No romance de Saramago, empiricamente descrito como sendo um texto literário onde se debate o possível renascimento da União Ibérica, o que se debate verdadeiramente é a consequência dos atos dos homens e as implicações que eles têm no mundo que os rodeia. A Península Ibérica separa-se do resto da Europa porque alguém atira uma pedra à água, enquanto outro dos protagonistas vê-se acompanhado por estorninhos, e uma mulher faz um risco com um pau que não desaparece da terra. São estes atos, comportamentos aparentemente desconectados uns dos outros, que criam uma série de consequências que une as personagens e faz mover a narrativa.


É quando se debate quem foi o responsável pela separação da Península Ibérica do resto da Europa, que Pedro Orce reconforta Joaquim e diz-lhe a frase inicial, desresponsabilizando-o pelo desastre geográfico (e geopolítico), dando a entender que, tal como a morte de um filho, a separação era inevitável.


Recorrendo a este diálogo, Saramago parece desvalorizar o livre-arbítrio e apontar para uma perspetiva determinista da Humanidade (e da própria História). Não seria de esperar o contrário do autor que mostrou ao leitor, noutro dos seus romances, O Memorial do Convento, uma Infanta Maria Bárbara angustiada com a sua existência, que questiona a mãe sobre o sentido da vida só para a rainha lhe responder: “Nascer é morrer, Maria Bárbara.”.


Ironicamente, apesar das fortes convicções políticas do nosso Nobel da Literatura, a tragédia da vida e as dúvidas sobre o seu significado são transversais a todas as classes, frequentes em todos os padrões da sociedade e em todas as épocas da Humanidade. Contudo, no futuro, não farão parte da História as dúvidas de Joaquim Sassa, nem as divagações da Infanta Maria Bárbara e muito menos os pensamentos de Roberto Saraiva. Mas, como o próprio escritor defendia, a História não é a vida real, somente a literatura o é.

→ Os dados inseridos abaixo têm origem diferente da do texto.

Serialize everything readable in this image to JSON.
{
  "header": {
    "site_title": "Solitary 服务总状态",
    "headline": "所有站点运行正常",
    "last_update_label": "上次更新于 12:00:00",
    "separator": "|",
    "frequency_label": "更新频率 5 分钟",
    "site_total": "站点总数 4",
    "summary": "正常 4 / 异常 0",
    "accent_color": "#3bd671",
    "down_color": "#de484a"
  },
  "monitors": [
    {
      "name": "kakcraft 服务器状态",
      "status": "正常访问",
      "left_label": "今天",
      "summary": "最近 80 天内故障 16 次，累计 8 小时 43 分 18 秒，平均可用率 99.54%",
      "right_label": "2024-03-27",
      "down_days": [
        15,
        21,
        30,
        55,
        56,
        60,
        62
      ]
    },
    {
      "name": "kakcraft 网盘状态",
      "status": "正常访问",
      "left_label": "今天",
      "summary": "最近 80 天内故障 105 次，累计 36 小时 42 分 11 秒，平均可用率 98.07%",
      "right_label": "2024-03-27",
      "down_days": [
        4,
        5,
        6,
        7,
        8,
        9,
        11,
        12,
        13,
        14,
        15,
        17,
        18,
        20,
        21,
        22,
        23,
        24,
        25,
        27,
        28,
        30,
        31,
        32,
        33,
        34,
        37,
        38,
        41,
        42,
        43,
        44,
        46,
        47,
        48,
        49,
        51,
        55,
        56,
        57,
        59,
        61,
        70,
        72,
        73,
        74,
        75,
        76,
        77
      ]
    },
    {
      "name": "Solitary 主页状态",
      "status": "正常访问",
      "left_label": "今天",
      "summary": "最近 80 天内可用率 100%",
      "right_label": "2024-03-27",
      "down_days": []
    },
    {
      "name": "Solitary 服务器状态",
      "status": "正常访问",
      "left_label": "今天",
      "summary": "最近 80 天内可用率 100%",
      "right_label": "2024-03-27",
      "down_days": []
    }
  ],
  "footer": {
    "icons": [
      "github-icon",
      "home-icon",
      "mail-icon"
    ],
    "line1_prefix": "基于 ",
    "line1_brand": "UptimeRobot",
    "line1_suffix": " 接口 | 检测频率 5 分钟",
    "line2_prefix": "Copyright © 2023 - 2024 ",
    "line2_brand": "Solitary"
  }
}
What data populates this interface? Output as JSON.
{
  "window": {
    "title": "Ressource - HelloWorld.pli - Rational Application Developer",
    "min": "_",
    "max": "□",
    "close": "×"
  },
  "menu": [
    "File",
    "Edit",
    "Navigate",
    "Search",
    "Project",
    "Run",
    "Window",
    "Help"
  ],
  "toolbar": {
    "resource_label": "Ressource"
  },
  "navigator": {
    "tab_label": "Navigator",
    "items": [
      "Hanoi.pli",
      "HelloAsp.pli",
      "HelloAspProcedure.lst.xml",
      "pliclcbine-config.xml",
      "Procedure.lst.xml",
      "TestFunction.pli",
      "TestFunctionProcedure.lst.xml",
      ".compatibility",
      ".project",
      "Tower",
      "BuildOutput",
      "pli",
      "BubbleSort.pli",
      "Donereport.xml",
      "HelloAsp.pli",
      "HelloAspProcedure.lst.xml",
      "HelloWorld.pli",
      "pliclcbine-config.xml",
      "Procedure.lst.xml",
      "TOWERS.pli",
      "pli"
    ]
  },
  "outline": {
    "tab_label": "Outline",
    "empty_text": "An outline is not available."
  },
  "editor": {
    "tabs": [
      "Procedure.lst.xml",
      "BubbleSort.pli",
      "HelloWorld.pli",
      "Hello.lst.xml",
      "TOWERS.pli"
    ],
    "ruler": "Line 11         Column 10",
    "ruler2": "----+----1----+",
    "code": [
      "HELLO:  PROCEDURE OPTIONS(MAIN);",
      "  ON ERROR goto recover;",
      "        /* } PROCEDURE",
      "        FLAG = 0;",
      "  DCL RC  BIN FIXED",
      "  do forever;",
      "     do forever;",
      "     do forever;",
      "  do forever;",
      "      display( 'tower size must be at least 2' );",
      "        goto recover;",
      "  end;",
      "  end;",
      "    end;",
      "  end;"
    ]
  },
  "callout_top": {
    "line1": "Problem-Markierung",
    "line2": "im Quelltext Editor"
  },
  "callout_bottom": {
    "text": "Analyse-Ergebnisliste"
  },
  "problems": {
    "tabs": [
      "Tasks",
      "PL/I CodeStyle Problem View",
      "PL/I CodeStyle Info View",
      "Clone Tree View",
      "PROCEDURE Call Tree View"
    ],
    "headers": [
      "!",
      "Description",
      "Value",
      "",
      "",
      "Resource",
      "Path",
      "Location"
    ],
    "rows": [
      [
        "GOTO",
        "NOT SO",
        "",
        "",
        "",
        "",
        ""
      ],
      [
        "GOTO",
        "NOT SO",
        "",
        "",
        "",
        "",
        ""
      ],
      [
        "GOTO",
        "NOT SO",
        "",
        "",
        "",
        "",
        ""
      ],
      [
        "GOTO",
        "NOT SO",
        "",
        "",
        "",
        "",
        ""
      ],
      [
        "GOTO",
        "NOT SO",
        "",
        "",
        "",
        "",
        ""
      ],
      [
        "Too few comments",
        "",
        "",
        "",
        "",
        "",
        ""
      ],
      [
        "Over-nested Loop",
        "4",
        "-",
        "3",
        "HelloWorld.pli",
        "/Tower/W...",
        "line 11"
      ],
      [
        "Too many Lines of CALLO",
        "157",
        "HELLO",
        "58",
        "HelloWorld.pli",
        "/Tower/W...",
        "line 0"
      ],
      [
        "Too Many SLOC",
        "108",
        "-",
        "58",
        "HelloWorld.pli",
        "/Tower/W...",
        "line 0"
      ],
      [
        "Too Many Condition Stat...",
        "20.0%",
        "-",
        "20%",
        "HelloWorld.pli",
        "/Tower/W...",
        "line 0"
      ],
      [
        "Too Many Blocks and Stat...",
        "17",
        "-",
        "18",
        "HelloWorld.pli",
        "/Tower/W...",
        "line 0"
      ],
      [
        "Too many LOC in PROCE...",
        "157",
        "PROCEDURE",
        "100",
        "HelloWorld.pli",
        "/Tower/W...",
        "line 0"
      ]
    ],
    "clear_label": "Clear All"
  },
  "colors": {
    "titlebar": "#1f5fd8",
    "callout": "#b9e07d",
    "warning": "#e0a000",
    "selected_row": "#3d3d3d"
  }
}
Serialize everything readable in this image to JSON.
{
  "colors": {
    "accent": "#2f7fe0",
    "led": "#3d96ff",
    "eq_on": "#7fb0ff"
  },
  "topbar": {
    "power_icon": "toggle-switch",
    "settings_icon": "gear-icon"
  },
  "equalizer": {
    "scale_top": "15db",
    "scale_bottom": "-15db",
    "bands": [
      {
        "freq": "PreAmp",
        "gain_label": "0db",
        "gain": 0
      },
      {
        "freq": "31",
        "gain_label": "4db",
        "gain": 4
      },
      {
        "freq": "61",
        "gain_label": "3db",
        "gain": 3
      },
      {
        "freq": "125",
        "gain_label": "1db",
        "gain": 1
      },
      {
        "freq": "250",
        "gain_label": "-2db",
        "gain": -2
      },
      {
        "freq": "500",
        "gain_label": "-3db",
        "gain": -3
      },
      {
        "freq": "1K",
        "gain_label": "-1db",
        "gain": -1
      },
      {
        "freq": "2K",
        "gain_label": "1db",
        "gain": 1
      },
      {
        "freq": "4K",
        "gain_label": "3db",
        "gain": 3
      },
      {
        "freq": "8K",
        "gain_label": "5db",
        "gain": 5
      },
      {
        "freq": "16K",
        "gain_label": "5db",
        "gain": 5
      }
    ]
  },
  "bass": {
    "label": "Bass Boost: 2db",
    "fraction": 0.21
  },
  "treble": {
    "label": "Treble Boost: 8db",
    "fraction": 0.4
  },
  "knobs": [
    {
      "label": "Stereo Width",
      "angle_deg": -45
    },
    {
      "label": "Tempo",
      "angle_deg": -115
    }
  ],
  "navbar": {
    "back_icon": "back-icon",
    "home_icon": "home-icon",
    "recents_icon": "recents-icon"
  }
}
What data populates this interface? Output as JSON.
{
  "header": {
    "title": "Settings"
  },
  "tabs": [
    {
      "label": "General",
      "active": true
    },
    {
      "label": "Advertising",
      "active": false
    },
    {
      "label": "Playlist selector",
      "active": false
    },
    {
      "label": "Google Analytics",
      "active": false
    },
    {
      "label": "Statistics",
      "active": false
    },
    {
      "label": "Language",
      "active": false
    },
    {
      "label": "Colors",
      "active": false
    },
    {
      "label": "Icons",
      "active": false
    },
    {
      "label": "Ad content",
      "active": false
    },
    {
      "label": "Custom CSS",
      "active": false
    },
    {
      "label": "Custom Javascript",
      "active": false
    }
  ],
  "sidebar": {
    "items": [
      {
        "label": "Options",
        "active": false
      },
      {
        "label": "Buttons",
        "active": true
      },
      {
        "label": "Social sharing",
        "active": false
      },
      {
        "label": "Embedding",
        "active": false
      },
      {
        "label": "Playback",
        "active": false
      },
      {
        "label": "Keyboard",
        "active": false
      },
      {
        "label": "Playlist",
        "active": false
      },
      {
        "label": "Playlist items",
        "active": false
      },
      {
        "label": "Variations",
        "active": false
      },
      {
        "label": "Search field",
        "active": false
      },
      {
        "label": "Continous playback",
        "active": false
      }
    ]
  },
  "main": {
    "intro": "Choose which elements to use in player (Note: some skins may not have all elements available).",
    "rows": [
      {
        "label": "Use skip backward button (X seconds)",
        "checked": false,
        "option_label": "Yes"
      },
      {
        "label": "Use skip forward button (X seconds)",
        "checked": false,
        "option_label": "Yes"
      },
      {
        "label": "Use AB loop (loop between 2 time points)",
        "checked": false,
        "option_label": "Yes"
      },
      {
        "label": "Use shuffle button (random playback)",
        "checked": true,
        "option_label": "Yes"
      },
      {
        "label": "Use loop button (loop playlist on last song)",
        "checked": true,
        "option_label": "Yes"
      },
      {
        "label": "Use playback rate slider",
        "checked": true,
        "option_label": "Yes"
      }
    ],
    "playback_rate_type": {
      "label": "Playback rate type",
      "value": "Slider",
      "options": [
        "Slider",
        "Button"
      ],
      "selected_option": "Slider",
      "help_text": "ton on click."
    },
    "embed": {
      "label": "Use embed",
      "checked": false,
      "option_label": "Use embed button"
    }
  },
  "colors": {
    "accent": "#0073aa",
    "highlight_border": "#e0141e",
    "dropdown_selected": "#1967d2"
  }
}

Talvez na ficção de “Jangada de Pedra” haja uma verdade mais real do que a própria península onde vivemos; Talvez no quadro Goya haja uma paternidade mais verídica do que muitas com que somos presenteados no nosso quotidiano; Talvez haja qualquer sentido nas palavras que escrevo; Talvez nascer não seja só morrer, Maria Bárbara.